SUEDE



La loi de 1991 sur les collectivités locales , modifiée depuis son entrée en vigueur, définit au chapitre 2 les compétences des communes et des comtés (6( * )) .

Outre le pouvoir général qui leur permet de régler, sur leur territoire, toutes les questions qui ne relèvent pas de la compétence de l'Etat ou d'une autre entité, la loi leur attribue explicitement des compétences en matière industrielle et commerciale.

I. LE DOMAINE DES AIDES

1) Les aides générales et indirectes

La loi sur les collectivités locales ne limite pas le domaine des aides aux entreprises : à l'article 8-1 du chapitre 2, elle prévoit que les collectivités peuvent prendre des mesures pour la promotion générale de l'entreprise sur leur territoire.

A l'alinéa suivant du même article, et conformément au principe d'égalité , qu'elle développe à l'article 2 du chapitre 2, elle précise qu'une aide spécifique peut être apportée à des entreprises particulières seulement s'il existe de solides raisons pour le faire.

2) Les activités économiques

La loi permet également aux collectivités de s'engager elles-mêmes dans des activités économiques, dans la mesure où elles le font indépendamment de toute recherche de profit et où leur action vise avant tout à fournir des biens et des services aux habitants.

II. LE REGIME JURIDIQUE

L'institution la plus originale est constituée par les 22 sociétés de développement régional ALMI , créées en 1994 à l'initiative du Parlement et qui emploient environ 500 personnes.

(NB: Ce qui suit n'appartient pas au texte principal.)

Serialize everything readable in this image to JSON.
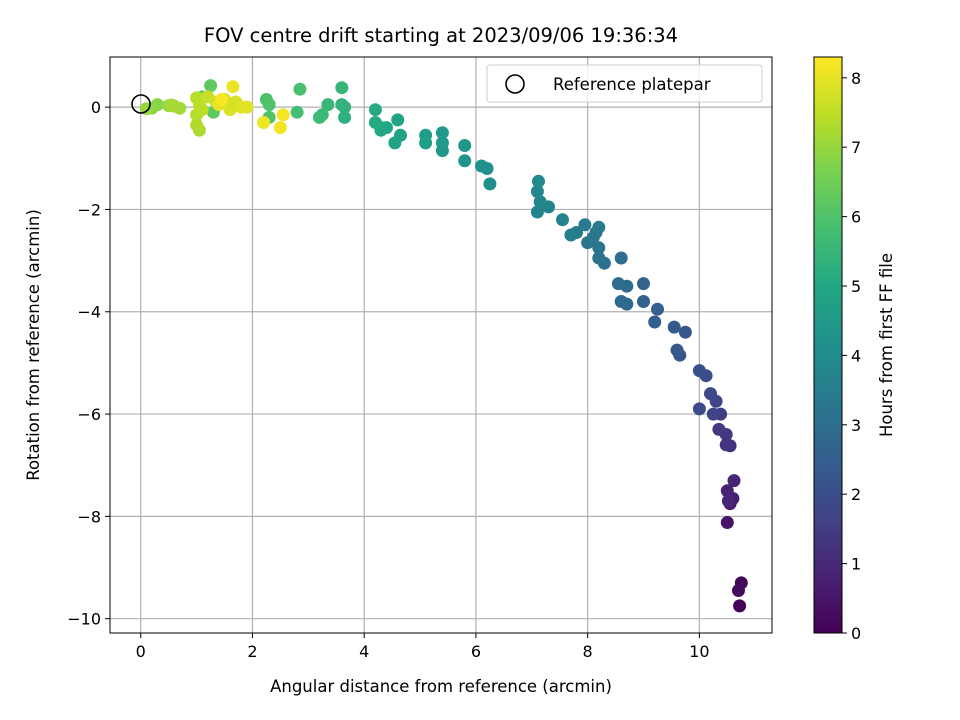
{
  "chart_data": {
    "type": "scatter",
    "title": "FOV centre drift starting at 2023/09/06 19:36:34",
    "xlabel": "Angular distance from reference (arcmin)",
    "ylabel": "Rotation from reference (arcmin)",
    "colorbar_label": "Hours from first FF file",
    "xlim": [
      -0.55,
      11.3
    ],
    "ylim": [
      -10.28,
      0.98
    ],
    "clim": [
      0,
      8.3
    ],
    "x_ticks": [
      0,
      2,
      4,
      6,
      8,
      10
    ],
    "y_ticks": [
      0,
      -2,
      -4,
      -6,
      -8,
      -10
    ],
    "colorbar_ticks": [
      0,
      1,
      2,
      3,
      4,
      5,
      6,
      7,
      8
    ],
    "grid": true,
    "colormap": "viridis",
    "legend": {
      "placement": "top-right",
      "entries": [
        "Reference platepar"
      ]
    },
    "reference_point": {
      "x": 0,
      "y": 0
    },
    "points": [
      [
        10.72,
        -9.75,
        0.05
      ],
      [
        10.75,
        -9.3,
        0.15
      ],
      [
        10.7,
        -9.45,
        0.25
      ],
      [
        10.5,
        -8.12,
        0.5
      ],
      [
        10.55,
        -7.75,
        0.6
      ],
      [
        10.6,
        -7.65,
        0.7
      ],
      [
        10.5,
        -7.5,
        0.8
      ],
      [
        10.62,
        -7.3,
        0.9
      ],
      [
        10.52,
        -7.7,
        0.95
      ],
      [
        10.55,
        -6.62,
        1.2
      ],
      [
        10.48,
        -6.6,
        1.25
      ],
      [
        10.48,
        -6.4,
        1.35
      ],
      [
        10.35,
        -6.3,
        1.45
      ],
      [
        10.38,
        -6.0,
        1.55
      ],
      [
        10.25,
        -6.0,
        1.65
      ],
      [
        10.3,
        -5.75,
        1.75
      ],
      [
        10.2,
        -5.6,
        1.85
      ],
      [
        10.0,
        -5.9,
        1.9
      ],
      [
        10.12,
        -5.25,
        2.0
      ],
      [
        10.0,
        -5.15,
        2.05
      ],
      [
        9.65,
        -4.85,
        2.25
      ],
      [
        9.75,
        -4.4,
        2.3
      ],
      [
        9.6,
        -4.75,
        2.35
      ],
      [
        9.55,
        -4.3,
        2.4
      ],
      [
        9.2,
        -4.2,
        2.5
      ],
      [
        9.25,
        -3.95,
        2.55
      ],
      [
        9.0,
        -3.8,
        2.6
      ],
      [
        9.0,
        -3.45,
        2.65
      ],
      [
        8.7,
        -3.85,
        2.8
      ],
      [
        8.6,
        -3.8,
        2.85
      ],
      [
        8.7,
        -3.5,
        2.9
      ],
      [
        8.55,
        -3.45,
        2.95
      ],
      [
        8.6,
        -2.95,
        3.0
      ],
      [
        8.3,
        -3.05,
        3.05
      ],
      [
        8.2,
        -2.95,
        3.1
      ],
      [
        8.2,
        -2.75,
        3.15
      ],
      [
        8.0,
        -2.65,
        3.2
      ],
      [
        8.1,
        -2.55,
        3.25
      ],
      [
        8.15,
        -2.45,
        3.3
      ],
      [
        8.2,
        -2.35,
        3.35
      ],
      [
        7.95,
        -2.3,
        3.4
      ],
      [
        7.8,
        -2.45,
        3.5
      ],
      [
        7.7,
        -2.5,
        3.55
      ],
      [
        7.55,
        -2.2,
        3.6
      ],
      [
        7.3,
        -1.95,
        3.7
      ],
      [
        7.1,
        -2.05,
        3.75
      ],
      [
        7.15,
        -1.85,
        3.8
      ],
      [
        7.1,
        -1.65,
        3.85
      ],
      [
        7.12,
        -1.45,
        3.9
      ],
      [
        6.25,
        -1.5,
        4.1
      ],
      [
        6.2,
        -1.2,
        4.15
      ],
      [
        6.1,
        -1.15,
        4.2
      ],
      [
        5.8,
        -1.05,
        4.3
      ],
      [
        5.8,
        -0.75,
        4.35
      ],
      [
        5.4,
        -0.85,
        4.45
      ],
      [
        5.4,
        -0.7,
        4.5
      ],
      [
        5.4,
        -0.5,
        4.55
      ],
      [
        5.1,
        -0.55,
        4.6
      ],
      [
        5.1,
        -0.7,
        4.65
      ],
      [
        4.65,
        -0.55,
        4.75
      ],
      [
        4.55,
        -0.7,
        4.8
      ],
      [
        4.6,
        -0.25,
        4.85
      ],
      [
        4.4,
        -0.4,
        4.9
      ],
      [
        4.3,
        -0.4,
        4.95
      ],
      [
        4.3,
        -0.45,
        5.0
      ],
      [
        4.2,
        -0.3,
        5.05
      ],
      [
        4.2,
        -0.05,
        5.1
      ],
      [
        3.65,
        -0.2,
        5.3
      ],
      [
        3.65,
        -0.0,
        5.35
      ],
      [
        3.6,
        0.05,
        5.4
      ],
      [
        3.6,
        0.38,
        5.5
      ],
      [
        3.35,
        0.05,
        5.55
      ],
      [
        3.25,
        -0.15,
        5.6
      ],
      [
        3.2,
        -0.2,
        5.62
      ],
      [
        2.8,
        -0.1,
        5.8
      ],
      [
        2.85,
        0.35,
        5.9
      ],
      [
        2.25,
        0.15,
        5.95
      ],
      [
        2.3,
        0.05,
        6.0
      ],
      [
        2.3,
        -0.2,
        6.05
      ],
      [
        1.3,
        -0.1,
        6.2
      ],
      [
        1.25,
        0.42,
        6.25
      ],
      [
        1.1,
        0.2,
        6.3
      ],
      [
        0.3,
        0.05,
        6.8
      ],
      [
        0.2,
        -0.02,
        6.9
      ],
      [
        0.1,
        -0.03,
        7.0
      ],
      [
        0.5,
        0.03,
        7.05
      ],
      [
        0.6,
        0.02,
        7.1
      ],
      [
        0.7,
        -0.02,
        7.15
      ],
      [
        0.55,
        0.04,
        7.2
      ],
      [
        1.05,
        -0.45,
        7.25
      ],
      [
        1.0,
        -0.35,
        7.3
      ],
      [
        1.0,
        -0.15,
        7.35
      ],
      [
        1.0,
        0.18,
        7.4
      ],
      [
        1.05,
        0.05,
        7.45
      ],
      [
        1.1,
        -0.05,
        7.5
      ],
      [
        1.2,
        0.2,
        7.6
      ],
      [
        1.35,
        0.1,
        7.65
      ],
      [
        1.5,
        0.15,
        7.7
      ],
      [
        1.6,
        0.05,
        7.75
      ],
      [
        1.7,
        0.1,
        7.8
      ],
      [
        1.6,
        -0.05,
        7.85
      ],
      [
        1.8,
        0.0,
        7.9
      ],
      [
        1.9,
        0.0,
        7.95
      ],
      [
        1.4,
        0.05,
        8.0
      ],
      [
        1.65,
        0.4,
        8.05
      ],
      [
        2.2,
        -0.3,
        8.1
      ],
      [
        2.5,
        -0.4,
        8.15
      ],
      [
        2.55,
        -0.15,
        8.2
      ],
      [
        1.45,
        0.15,
        8.25
      ]
    ]
  }
}
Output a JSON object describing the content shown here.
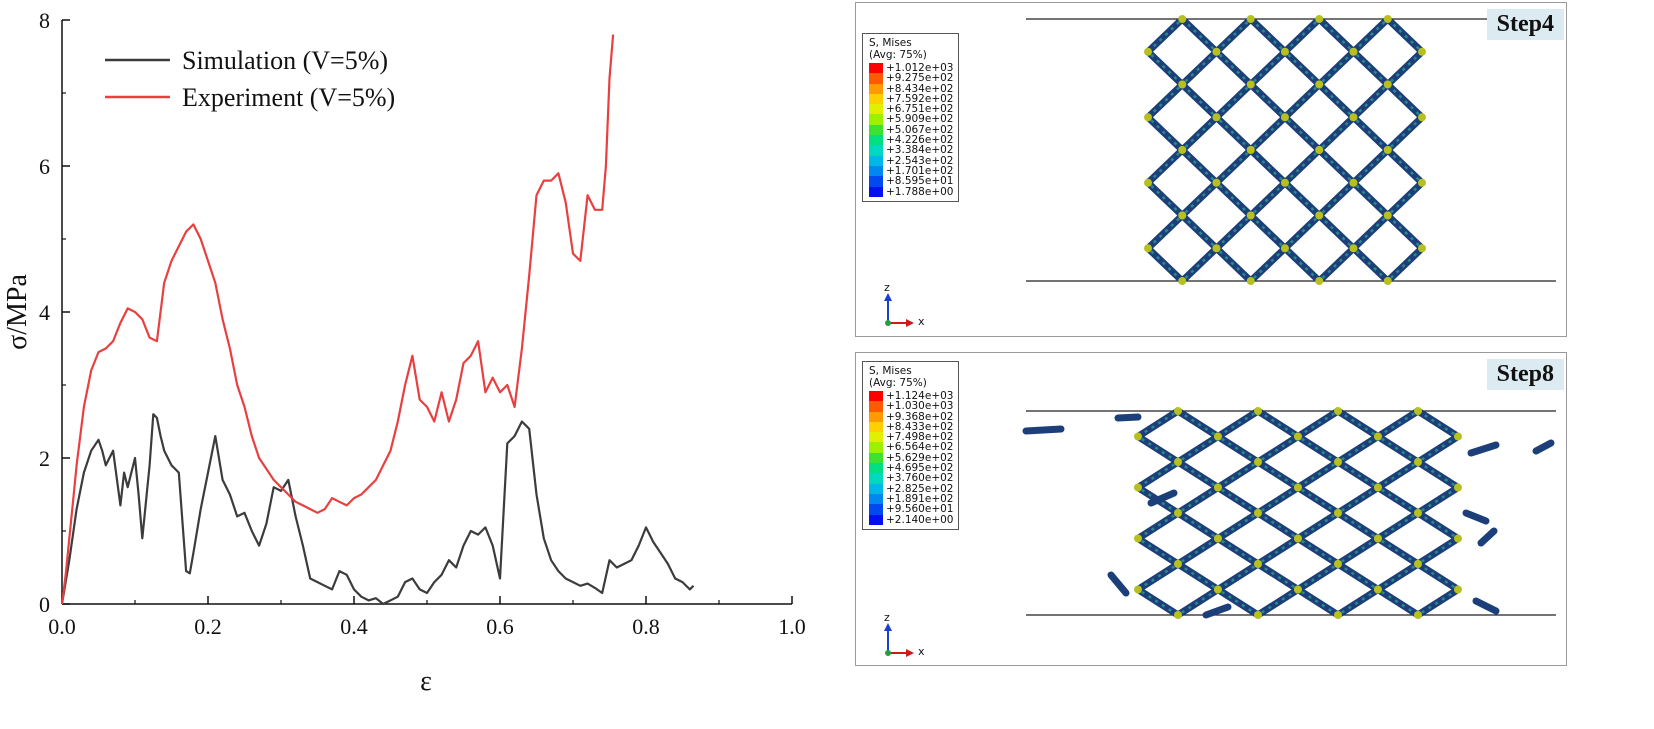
{
  "chart_data": {
    "type": "line",
    "xlabel": "ε",
    "ylabel": "σ/MPa",
    "xlim": [
      0.0,
      1.0
    ],
    "ylim": [
      0,
      8
    ],
    "x_ticks": [
      "0.0",
      "0.2",
      "0.4",
      "0.6",
      "0.8",
      "1.0"
    ],
    "y_ticks": [
      "0",
      "2",
      "4",
      "6",
      "8"
    ],
    "legend_position": "top-left",
    "series": [
      {
        "name": "Simulation  (V=5%)",
        "color": "#3c3c3c",
        "x": [
          0.0,
          0.01,
          0.02,
          0.03,
          0.04,
          0.05,
          0.055,
          0.06,
          0.07,
          0.08,
          0.085,
          0.09,
          0.1,
          0.105,
          0.11,
          0.12,
          0.125,
          0.13,
          0.135,
          0.14,
          0.15,
          0.16,
          0.17,
          0.175,
          0.18,
          0.19,
          0.2,
          0.21,
          0.22,
          0.23,
          0.24,
          0.25,
          0.26,
          0.27,
          0.28,
          0.29,
          0.3,
          0.31,
          0.32,
          0.33,
          0.34,
          0.35,
          0.36,
          0.37,
          0.38,
          0.39,
          0.4,
          0.41,
          0.42,
          0.43,
          0.44,
          0.45,
          0.46,
          0.47,
          0.48,
          0.49,
          0.5,
          0.51,
          0.52,
          0.53,
          0.54,
          0.55,
          0.56,
          0.57,
          0.58,
          0.59,
          0.6,
          0.61,
          0.62,
          0.63,
          0.64,
          0.65,
          0.66,
          0.67,
          0.68,
          0.69,
          0.7,
          0.71,
          0.72,
          0.73,
          0.74,
          0.75,
          0.76,
          0.77,
          0.78,
          0.79,
          0.8,
          0.81,
          0.82,
          0.83,
          0.84,
          0.85,
          0.86,
          0.865
        ],
        "values": [
          0.0,
          0.6,
          1.3,
          1.8,
          2.1,
          2.25,
          2.1,
          1.9,
          2.1,
          1.35,
          1.8,
          1.6,
          2.0,
          1.5,
          0.9,
          1.9,
          2.6,
          2.55,
          2.3,
          2.1,
          1.9,
          1.8,
          0.45,
          0.42,
          0.7,
          1.3,
          1.8,
          2.3,
          1.7,
          1.5,
          1.2,
          1.25,
          1.0,
          0.8,
          1.1,
          1.6,
          1.55,
          1.7,
          1.2,
          0.8,
          0.35,
          0.3,
          0.25,
          0.2,
          0.45,
          0.4,
          0.2,
          0.1,
          0.05,
          0.08,
          0.0,
          0.05,
          0.1,
          0.3,
          0.35,
          0.2,
          0.15,
          0.3,
          0.4,
          0.6,
          0.5,
          0.8,
          1.0,
          0.95,
          1.05,
          0.8,
          0.35,
          2.2,
          2.3,
          2.5,
          2.4,
          1.5,
          0.9,
          0.6,
          0.45,
          0.35,
          0.3,
          0.25,
          0.28,
          0.22,
          0.15,
          0.6,
          0.5,
          0.55,
          0.6,
          0.8,
          1.05,
          0.85,
          0.7,
          0.55,
          0.35,
          0.3,
          0.2,
          0.25
        ]
      },
      {
        "name": "Experiment (V=5%)",
        "color": "#e84040",
        "x": [
          0.0,
          0.005,
          0.01,
          0.015,
          0.02,
          0.03,
          0.04,
          0.05,
          0.06,
          0.07,
          0.08,
          0.09,
          0.1,
          0.11,
          0.12,
          0.13,
          0.14,
          0.15,
          0.16,
          0.17,
          0.18,
          0.19,
          0.2,
          0.21,
          0.22,
          0.23,
          0.24,
          0.25,
          0.26,
          0.27,
          0.28,
          0.29,
          0.3,
          0.31,
          0.32,
          0.33,
          0.34,
          0.35,
          0.36,
          0.37,
          0.38,
          0.39,
          0.4,
          0.41,
          0.42,
          0.43,
          0.44,
          0.45,
          0.46,
          0.47,
          0.48,
          0.49,
          0.5,
          0.51,
          0.52,
          0.53,
          0.54,
          0.55,
          0.56,
          0.57,
          0.58,
          0.59,
          0.6,
          0.61,
          0.62,
          0.63,
          0.64,
          0.65,
          0.66,
          0.67,
          0.68,
          0.69,
          0.7,
          0.71,
          0.72,
          0.73,
          0.74,
          0.745,
          0.75,
          0.755
        ],
        "values": [
          0.0,
          0.4,
          0.9,
          1.4,
          1.9,
          2.7,
          3.2,
          3.45,
          3.5,
          3.6,
          3.85,
          4.05,
          4.0,
          3.9,
          3.65,
          3.6,
          4.4,
          4.7,
          4.9,
          5.1,
          5.2,
          5.0,
          4.7,
          4.4,
          3.9,
          3.5,
          3.0,
          2.7,
          2.3,
          2.0,
          1.85,
          1.7,
          1.6,
          1.5,
          1.4,
          1.35,
          1.3,
          1.25,
          1.3,
          1.45,
          1.4,
          1.35,
          1.45,
          1.5,
          1.6,
          1.7,
          1.9,
          2.1,
          2.5,
          3.0,
          3.4,
          2.8,
          2.7,
          2.5,
          2.9,
          2.5,
          2.8,
          3.3,
          3.4,
          3.6,
          2.9,
          3.1,
          2.9,
          3.0,
          2.7,
          3.5,
          4.5,
          5.6,
          5.8,
          5.8,
          5.9,
          5.5,
          4.8,
          4.7,
          5.6,
          5.4,
          5.4,
          6.0,
          7.2,
          7.8
        ]
      }
    ]
  },
  "panels": [
    {
      "step_label": "Step4",
      "legend_title": "S, Mises",
      "legend_subtitle": "(Avg: 75%)",
      "legend_values": [
        "+1.012e+03",
        "+9.275e+02",
        "+8.434e+02",
        "+7.592e+02",
        "+6.751e+02",
        "+5.909e+02",
        "+5.067e+02",
        "+4.226e+02",
        "+3.384e+02",
        "+2.543e+02",
        "+1.701e+02",
        "+8.595e+01",
        "+1.788e+00"
      ],
      "axis_z": "z",
      "axis_x": "x"
    },
    {
      "step_label": "Step8",
      "legend_title": "S, Mises",
      "legend_subtitle": "(Avg: 75%)",
      "legend_values": [
        "+1.124e+03",
        "+1.030e+03",
        "+9.368e+02",
        "+8.433e+02",
        "+7.498e+02",
        "+6.564e+02",
        "+5.629e+02",
        "+4.695e+02",
        "+3.760e+02",
        "+2.825e+02",
        "+1.891e+02",
        "+9.560e+01",
        "+2.140e+00"
      ],
      "axis_z": "z",
      "axis_x": "x"
    }
  ],
  "contour_colors": [
    "#ff0000",
    "#ff5a00",
    "#ff9a00",
    "#ffd000",
    "#e0f000",
    "#9cf000",
    "#40e030",
    "#00e080",
    "#00d8c0",
    "#00b8e8",
    "#0088f0",
    "#0048f0",
    "#0010f0"
  ]
}
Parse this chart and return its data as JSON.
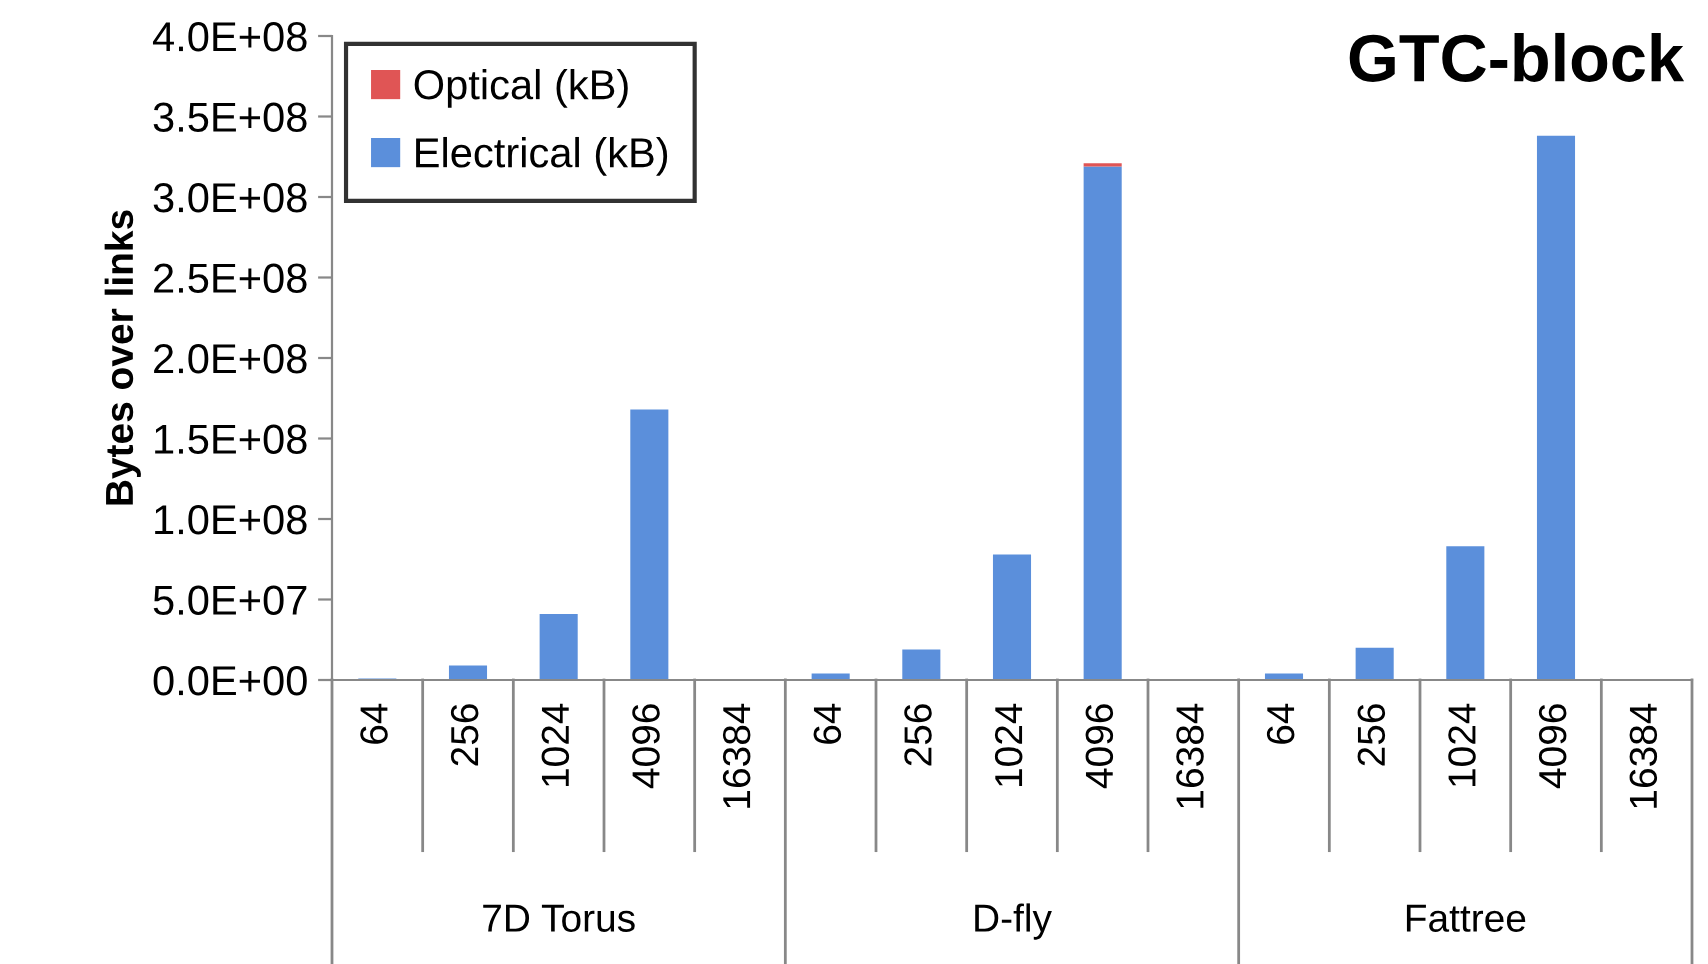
{
  "chart_data": {
    "type": "bar",
    "stacked": true,
    "title": "GTC-block",
    "ylabel": "Bytes over links",
    "categories": [
      "64",
      "256",
      "1024",
      "4096",
      "16384",
      "64",
      "256",
      "1024",
      "4096",
      "16384",
      "64",
      "256",
      "1024",
      "4096",
      "16384"
    ],
    "annotations": [
      "7D Torus",
      "D-fly",
      "Fattree"
    ],
    "series": [
      {
        "name": "Electrical (kB)",
        "color": "#5b8fdb",
        "values": [
          1000000,
          9000000,
          41000000,
          168000000,
          null,
          4000000,
          19000000,
          78000000,
          319000000,
          null,
          4000000,
          20000000,
          83000000,
          338000000,
          null
        ]
      },
      {
        "name": "Optical (kB)",
        "color": "#e05555",
        "values": [
          0,
          0,
          0,
          0,
          null,
          0,
          0,
          0,
          2000000,
          null,
          0,
          0,
          0,
          0,
          null
        ]
      }
    ],
    "ylim": [
      0,
      400000000
    ],
    "yticks": [
      {
        "value": 0,
        "label": "0.0E+00"
      },
      {
        "value": 50000000,
        "label": "5.0E+07"
      },
      {
        "value": 100000000,
        "label": "1.0E+08"
      },
      {
        "value": 150000000,
        "label": "1.5E+08"
      },
      {
        "value": 200000000,
        "label": "2.0E+08"
      },
      {
        "value": 250000000,
        "label": "2.5E+08"
      },
      {
        "value": 300000000,
        "label": "3.0E+08"
      },
      {
        "value": 350000000,
        "label": "3.5E+08"
      },
      {
        "value": 400000000,
        "label": "4.0E+08"
      }
    ],
    "legend": "top left",
    "grid": false
  }
}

Chacune de ces sociétés est détenue à hauteur de 51 % par la société-mère ALMI , qui est propriété de l'Etat, et de 49 % par le comté .

Ces sociétés de développement régional fournissent des prêts aux entreprises en cours de constitution et aux PME qui souhaitent se développer . Les prêts ALMI couvrent en général seulement 20 % des fonds requis, mais permettent aux entreprises d'obtenir plus facilement des crédits bancaires, car ils constituent en quelque sorte un gage du caractère sérieux du projet présenté. Les taux d'intérêt des prêts ALMI sont plus élevés que ceux du marché compte tenu des risques encourus.

En 1997, environ 4 000 entreprises ont bénéficié de prêts ALMI représentant un montant total de 1,3 milliard de couronnes (soit environ 1 milliard de francs). Réduites de moitié en 1998, les ressources disponibles n'ont permis de financer que 1 750 entreprises.